Other pleasures of Dryden’s The Game include his tough-minded analysis of fighting as a part of hockey. He feels that the NHL’s laissez-faire attitude toward fighting in hockey is drawn, whether NHL executives realize it or not, from “ Freud’s ‘drive-discharge’ theory of human aggression” – in effect, the belief that letting the players let off a little bit of steam through fighting keeps them from bottling up that aggression and releasing it in more severe and damaging ways.
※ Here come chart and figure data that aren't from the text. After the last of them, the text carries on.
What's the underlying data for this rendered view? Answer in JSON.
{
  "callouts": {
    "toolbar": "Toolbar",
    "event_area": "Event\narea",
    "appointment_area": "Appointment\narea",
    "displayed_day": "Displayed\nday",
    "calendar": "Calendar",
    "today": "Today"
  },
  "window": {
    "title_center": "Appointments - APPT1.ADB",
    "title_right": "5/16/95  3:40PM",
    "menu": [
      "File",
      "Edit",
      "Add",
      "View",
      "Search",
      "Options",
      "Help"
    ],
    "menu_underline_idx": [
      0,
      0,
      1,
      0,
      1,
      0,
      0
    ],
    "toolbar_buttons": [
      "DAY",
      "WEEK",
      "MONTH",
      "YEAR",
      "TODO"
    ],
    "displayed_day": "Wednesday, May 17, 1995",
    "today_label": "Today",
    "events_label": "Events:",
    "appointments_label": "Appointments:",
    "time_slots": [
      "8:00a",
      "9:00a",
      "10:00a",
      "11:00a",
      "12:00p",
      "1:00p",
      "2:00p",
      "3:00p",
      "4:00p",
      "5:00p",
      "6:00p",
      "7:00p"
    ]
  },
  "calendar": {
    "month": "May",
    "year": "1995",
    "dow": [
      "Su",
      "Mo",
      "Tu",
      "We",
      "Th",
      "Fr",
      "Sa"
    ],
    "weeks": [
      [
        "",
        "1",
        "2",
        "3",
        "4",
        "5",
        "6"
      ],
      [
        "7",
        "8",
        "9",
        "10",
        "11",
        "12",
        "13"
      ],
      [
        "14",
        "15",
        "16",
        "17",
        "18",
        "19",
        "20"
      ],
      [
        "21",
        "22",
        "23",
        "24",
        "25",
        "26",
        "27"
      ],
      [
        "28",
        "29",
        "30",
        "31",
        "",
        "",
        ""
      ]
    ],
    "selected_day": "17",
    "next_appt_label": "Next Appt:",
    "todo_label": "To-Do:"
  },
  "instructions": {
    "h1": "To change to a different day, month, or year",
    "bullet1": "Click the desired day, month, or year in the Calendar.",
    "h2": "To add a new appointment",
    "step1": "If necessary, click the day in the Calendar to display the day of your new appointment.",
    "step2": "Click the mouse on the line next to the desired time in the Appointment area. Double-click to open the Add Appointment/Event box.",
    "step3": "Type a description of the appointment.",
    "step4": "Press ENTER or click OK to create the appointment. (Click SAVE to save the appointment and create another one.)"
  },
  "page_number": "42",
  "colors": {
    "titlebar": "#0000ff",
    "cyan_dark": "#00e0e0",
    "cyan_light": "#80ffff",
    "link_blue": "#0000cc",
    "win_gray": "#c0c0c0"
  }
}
Yet Dryden contrasts that “let ’em fight” mentality – the kind of thing that one might hear from hockey commentators like Don Cherry – with the research-based perspectives of anthropologists Desmond Morris and Richard Sipes, both of whom believe that violence is more likely to provoke more violence. Indeed, Morris and Spies would tell you - correctly, in my opinion - that violent behaviour teaches people that violence is a way to solve their problems. I have never liked the fighting in hockey, and I agree wholeheartedly with Dryden’s statement that “fighting degrades…bringing into question hockey’s very legitimacy, confining it forever to the fringes of sports respectability” (pp. 189-90). Those who want to watch fighting can head over to pay-per-view MMA anyway.
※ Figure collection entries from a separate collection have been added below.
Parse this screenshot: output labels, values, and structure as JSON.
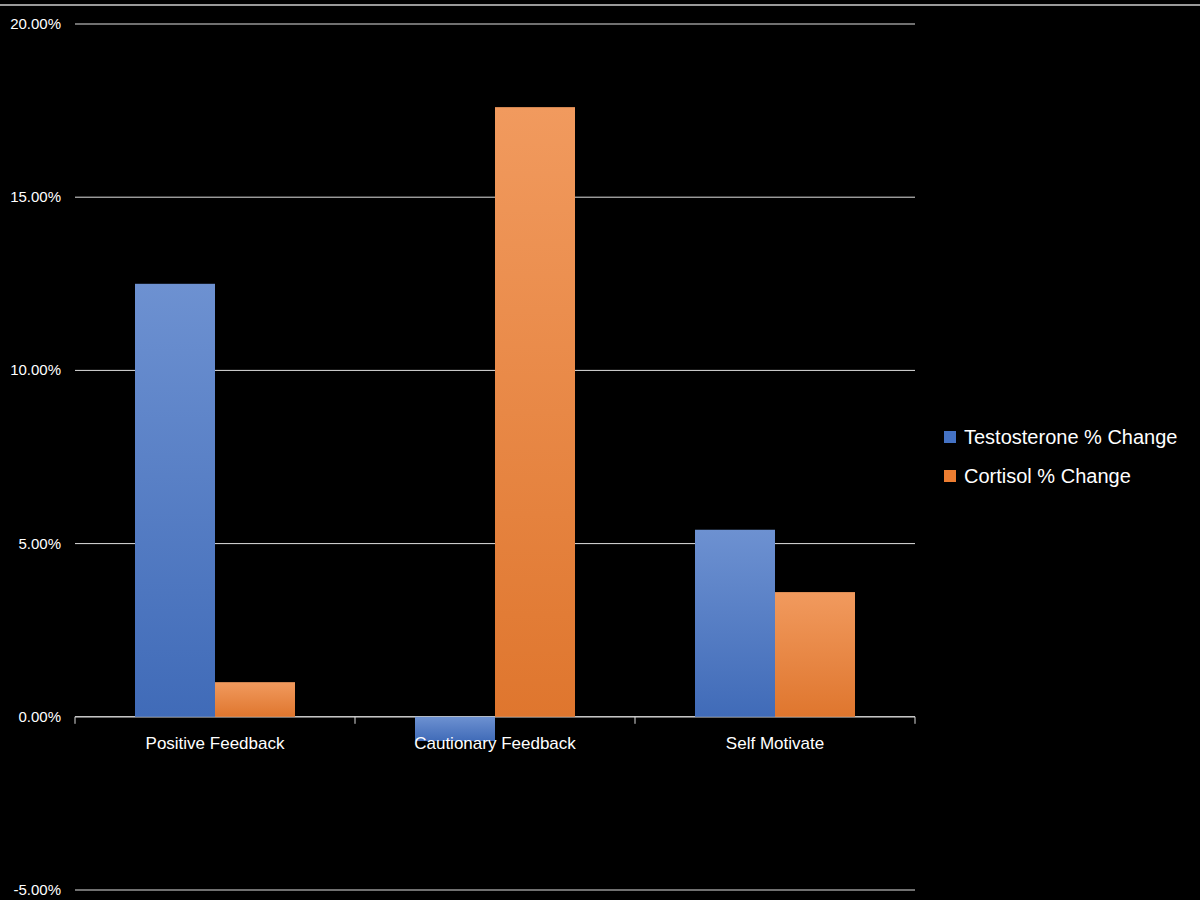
{
  "chart_data": {
    "type": "bar",
    "categories": [
      "Positive Feedback",
      "Cautionary Feedback",
      "Self Motivate"
    ],
    "series": [
      {
        "name": "Testosterone % Change",
        "color": "#4472c4",
        "values": [
          12.5,
          -0.7,
          5.4
        ]
      },
      {
        "name": "Cortisol % Change",
        "color": "#ed7d31",
        "values": [
          1.0,
          17.6,
          3.6
        ]
      }
    ],
    "ylim": [
      -5,
      20
    ],
    "yticks": [
      {
        "value": -5,
        "label": "-5.00%"
      },
      {
        "value": 0,
        "label": "0.00%"
      },
      {
        "value": 5,
        "label": "5.00%"
      },
      {
        "value": 10,
        "label": "10.00%"
      },
      {
        "value": 15,
        "label": "15.00%"
      },
      {
        "value": 20,
        "label": "20.00%"
      }
    ],
    "grid": true,
    "legend": "right"
  }
}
And then there is Dryden’s sheer power of observation. I liked his description of Guy Lafleur, the fast-skating right wing for those great Canadiens teams of the 1970’s, as a Muhammad Ali-like figure who used speed, skill, and smarts to outwit and defeat bigger, heavier opponents. And any resident of or visitor to Toronto will appreciate Dryden’s description of that lovely, tidy, relentlessly orderly city as a place where everyone crosses only with the green light, and only at the crosswalk – where, if the city puts up a POST NO BILLS sign on a wall, people actually post no bills.
It should be no surprise that The Game was named one of the 100 best English Canadian books of the 20th century. Dryden played in goal, rather than on offence, but The Game hits every goal at which this gifted author aims.